The ensuing police investigation ultimately determined that Georgopoulos reached a speed of 112 kilometres per hour as he attempted to pass a streetcar in a 40 kilometre per hour zone.

However, Georgopoulos didn’t make it and subsequently crashed into a parked Jeep before making contact with the streetcar and hitting a Mercedes that was parked in front of the Jeep.

Georgopoulos was able to walk away from the crash but his administrative assistant sustained life-altering injuries and was placed in a medically induced coma for 15 days.

“In this case, the nature of the driving that preceded the collision is aggravating. Mr. Georgopoulos was showing off in an egregious way, and in a manner dangerous to the public. This was not a mere lapse in judgment or a moment’s inattention. It was deliberately dangerous behaviour. The fact that there were many other people in the area who could have been seriously injured, if not killed, is also aggravating,” Molloy wrote in her decision.

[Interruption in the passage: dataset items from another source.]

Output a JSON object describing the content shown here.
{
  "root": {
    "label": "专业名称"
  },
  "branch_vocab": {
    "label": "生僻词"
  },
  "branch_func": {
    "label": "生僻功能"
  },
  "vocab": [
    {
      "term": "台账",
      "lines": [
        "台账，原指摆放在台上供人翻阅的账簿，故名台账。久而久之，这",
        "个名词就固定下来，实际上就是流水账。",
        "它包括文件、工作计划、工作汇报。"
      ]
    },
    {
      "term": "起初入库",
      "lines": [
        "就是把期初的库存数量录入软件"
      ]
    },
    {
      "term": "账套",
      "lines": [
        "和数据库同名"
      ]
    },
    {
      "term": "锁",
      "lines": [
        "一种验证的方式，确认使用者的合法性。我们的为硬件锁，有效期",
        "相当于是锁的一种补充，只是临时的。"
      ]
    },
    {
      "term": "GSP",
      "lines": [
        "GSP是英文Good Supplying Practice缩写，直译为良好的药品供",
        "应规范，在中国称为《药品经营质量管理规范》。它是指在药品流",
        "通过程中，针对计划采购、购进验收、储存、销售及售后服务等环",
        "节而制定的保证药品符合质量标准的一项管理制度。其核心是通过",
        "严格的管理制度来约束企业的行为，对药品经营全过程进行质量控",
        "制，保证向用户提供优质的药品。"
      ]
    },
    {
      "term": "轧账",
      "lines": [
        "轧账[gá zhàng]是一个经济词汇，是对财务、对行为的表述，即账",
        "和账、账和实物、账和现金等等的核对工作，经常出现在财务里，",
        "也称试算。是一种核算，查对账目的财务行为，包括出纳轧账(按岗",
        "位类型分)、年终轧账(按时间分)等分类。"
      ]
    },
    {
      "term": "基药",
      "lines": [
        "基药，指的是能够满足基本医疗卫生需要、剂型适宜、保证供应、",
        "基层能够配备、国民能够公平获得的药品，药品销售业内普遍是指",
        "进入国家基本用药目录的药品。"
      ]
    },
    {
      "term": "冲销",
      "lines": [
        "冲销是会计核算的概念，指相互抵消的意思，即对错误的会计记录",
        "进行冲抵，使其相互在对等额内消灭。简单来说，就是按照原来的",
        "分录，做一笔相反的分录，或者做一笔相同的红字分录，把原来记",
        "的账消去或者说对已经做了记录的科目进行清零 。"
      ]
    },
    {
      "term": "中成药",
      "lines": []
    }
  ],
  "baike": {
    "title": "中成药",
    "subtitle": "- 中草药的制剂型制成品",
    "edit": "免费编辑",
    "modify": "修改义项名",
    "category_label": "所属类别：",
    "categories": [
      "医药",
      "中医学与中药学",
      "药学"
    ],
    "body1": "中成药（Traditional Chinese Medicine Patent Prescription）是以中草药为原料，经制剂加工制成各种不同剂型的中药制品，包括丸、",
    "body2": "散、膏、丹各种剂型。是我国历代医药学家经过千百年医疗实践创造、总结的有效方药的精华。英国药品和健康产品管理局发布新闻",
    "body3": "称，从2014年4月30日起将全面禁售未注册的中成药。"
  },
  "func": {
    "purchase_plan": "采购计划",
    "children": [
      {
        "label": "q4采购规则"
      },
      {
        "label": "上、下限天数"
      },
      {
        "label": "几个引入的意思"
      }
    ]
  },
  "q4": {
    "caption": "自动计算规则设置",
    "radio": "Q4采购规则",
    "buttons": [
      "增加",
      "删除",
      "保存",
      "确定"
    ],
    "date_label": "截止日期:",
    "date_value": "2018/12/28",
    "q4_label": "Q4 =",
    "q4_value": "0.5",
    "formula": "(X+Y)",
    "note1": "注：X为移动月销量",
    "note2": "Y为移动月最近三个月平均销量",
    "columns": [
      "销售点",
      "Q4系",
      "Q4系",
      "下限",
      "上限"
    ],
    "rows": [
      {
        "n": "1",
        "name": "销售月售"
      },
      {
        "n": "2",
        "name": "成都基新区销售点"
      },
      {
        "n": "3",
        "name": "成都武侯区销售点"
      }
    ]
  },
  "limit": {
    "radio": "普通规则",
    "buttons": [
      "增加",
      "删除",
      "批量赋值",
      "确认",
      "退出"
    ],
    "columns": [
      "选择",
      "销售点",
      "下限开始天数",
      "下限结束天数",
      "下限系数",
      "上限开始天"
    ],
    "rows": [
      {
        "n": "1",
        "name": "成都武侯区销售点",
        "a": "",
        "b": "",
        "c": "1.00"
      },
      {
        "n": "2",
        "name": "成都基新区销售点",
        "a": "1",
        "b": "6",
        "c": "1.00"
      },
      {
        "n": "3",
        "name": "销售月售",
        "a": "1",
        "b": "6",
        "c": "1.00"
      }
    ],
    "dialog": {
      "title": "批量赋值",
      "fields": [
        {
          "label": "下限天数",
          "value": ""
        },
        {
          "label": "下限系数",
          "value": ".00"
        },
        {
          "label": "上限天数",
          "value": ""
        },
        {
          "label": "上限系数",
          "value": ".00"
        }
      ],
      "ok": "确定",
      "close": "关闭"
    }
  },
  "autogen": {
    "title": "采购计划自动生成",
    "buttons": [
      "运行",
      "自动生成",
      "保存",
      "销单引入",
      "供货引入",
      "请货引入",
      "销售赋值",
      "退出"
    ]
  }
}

Judge took issue with driver’s testimony

During his trial, Georgeopoulos told the court that he had limited memory of the crash because of a concussion.

He said that he did not recall driving recklessly or seeing the parked cars in the curb lane ahead but did accidentally change gears which would explain the sudden acceleration.

Molloy, however, said in her decision that she found Georgeopoulos’s testimony during the trial to be “inconsistent, illogical, unreliable, and not credible.”

She wrote that while she accepts that Georgeopoulos is remorseful, she believes he lacks “lacks true insight into his criminal conduct.”

She also said that the life-altering impact of his actions on his passenger, including a permanent seizure disorder that she now lives with, are a “seriously aggravating factor.”

“Everything about her life has changed. She is no longer the fun-loving, hard-working, independent young woman she was before this happened. She now lives in pain, anxiety, and paranoia. She has no fun. She cannot work. She cannot live independently. Ironically, her driver’s license has been permanently revoked,” Molloy wrote.